Miguel Corte Real fazia parte daquele cultíssimo escol mariense que surpreende numa ilha abandonada ou esquecida durante séculos, depois de tantas esperanças levadas nos bojos das barcas que regressaram ao Reino com a certeza de que haviam aberto novos caminhos marítimos e começado uma nova era. Gente extraordinária, como Manuel Velho Arruda, Armando Monteiro, Jaime de Figueiredo, Luís Falcão ou Conceição Bettencourt. Tinha um porte físico que anunciava, ou denunciava, uma nobreza de carácter acima de todas as suspeitas. Profundamente honesto na procura da verdade, também ele não resistiu à tentação de tentar vislumbrar na famosa pedra de Dighton o nome do seu “primo”, como ele lhe chamava, o navegador Miguel Corte Real. E nada descobriu mais do que traços indistintos. Este episódio pode dar-nos a medida da confiança que merecem os seus estudos históricos. Por isso o desgostou até ao desespero uma inexplicável suspeita a respeito da origem da enorme quantidade de documentação que conseguiu acumular ao longo da vida. Havendo copiado ou fotocopiado centenas e centenas de valiosíssimos exemplares, tinha um respeito sagrado pelos originais e pelos lugares a que eles pertenciam.
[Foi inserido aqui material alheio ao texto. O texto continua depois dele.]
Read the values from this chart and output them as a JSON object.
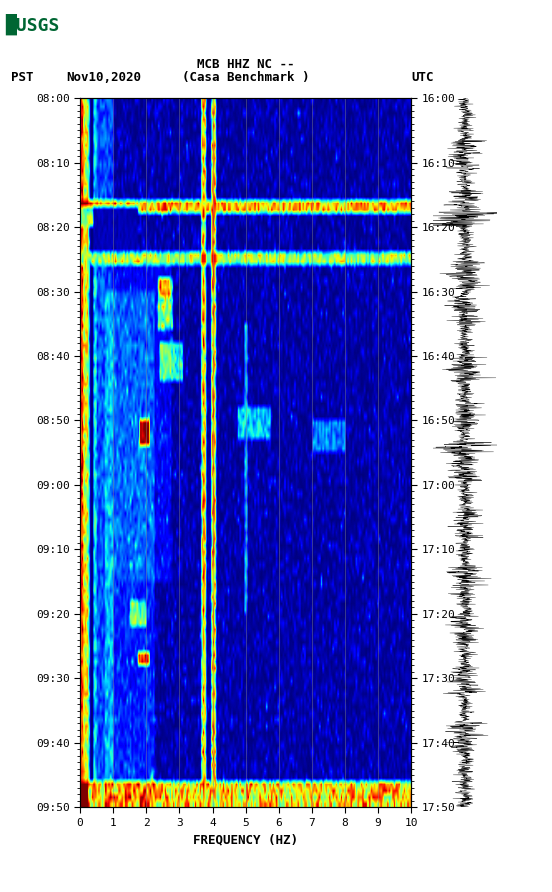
{
  "title_line1": "MCB HHZ NC --",
  "title_line2": "(Casa Benchmark )",
  "left_label": "PST",
  "date_label": "Nov10,2020",
  "right_label": "UTC",
  "xlabel": "FREQUENCY (HZ)",
  "freq_min": 0,
  "freq_max": 10,
  "ytick_labels_left": [
    "08:00",
    "08:10",
    "08:20",
    "08:30",
    "08:40",
    "08:50",
    "09:00",
    "09:10",
    "09:20",
    "09:30",
    "09:40",
    "09:50"
  ],
  "ytick_labels_right": [
    "16:00",
    "16:10",
    "16:20",
    "16:30",
    "16:40",
    "16:50",
    "17:00",
    "17:10",
    "17:20",
    "17:30",
    "17:40",
    "17:50"
  ],
  "xtick_positions": [
    0,
    1,
    2,
    3,
    4,
    5,
    6,
    7,
    8,
    9,
    10
  ],
  "bg_color": "#ffffff",
  "spectrogram_colormap": "jet",
  "vertical_lines_freq": [
    1,
    2,
    3,
    4,
    5,
    6,
    7,
    8,
    9
  ],
  "fig_width": 5.52,
  "fig_height": 8.92,
  "vmin": 0.0,
  "vmax": 1.0
}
E foi esse seu trabalho, como que de bibliotecário medieval, que acabou por salvar do esquecimento total muitos documentos que haveriam de perder-se por incúria humana. O boato foi lançado por alguém que nunca vira a sombra sequer da sua biblioteca, e que julgara que o Miguel Corte Real se apossara dos próprios originais. A sua dor foi tão grande que chegou a pensar na hipótese de queimar todo o espólio.
Um dia a vida do Miguel Corte Real cruzou-se com a minha de uma maneira dramática. Na manhã de onze de Março de 1959, a direcção responsável pelas obras no Aeroporto estava reunida para despedir pessoal. O critério proposto por um dos membros foi o de serem dispensados os trabalhadores com menos filhos. Meu pai foi logo falado, porque éramos só a minha irmã e eu. Mas o Miguel disse que meu pai e minha mãe faziam grandes sacrifícios (e, acrescento eu, a minha irmã também) para eu poder estudar, pelo que não seria justo mandar meu pai para o desemprego. Estava neste ponto a discussão quando chegou um funcionário a anunciar que meu pai morrera. (A esta hora, certamente, meu pai já lhe terá agradecido a intenção.)
Obrigado por tudo, Miguel, dilecto amigo. Mas, por me teres morrido, morreu-me também mais um pedaço da infância.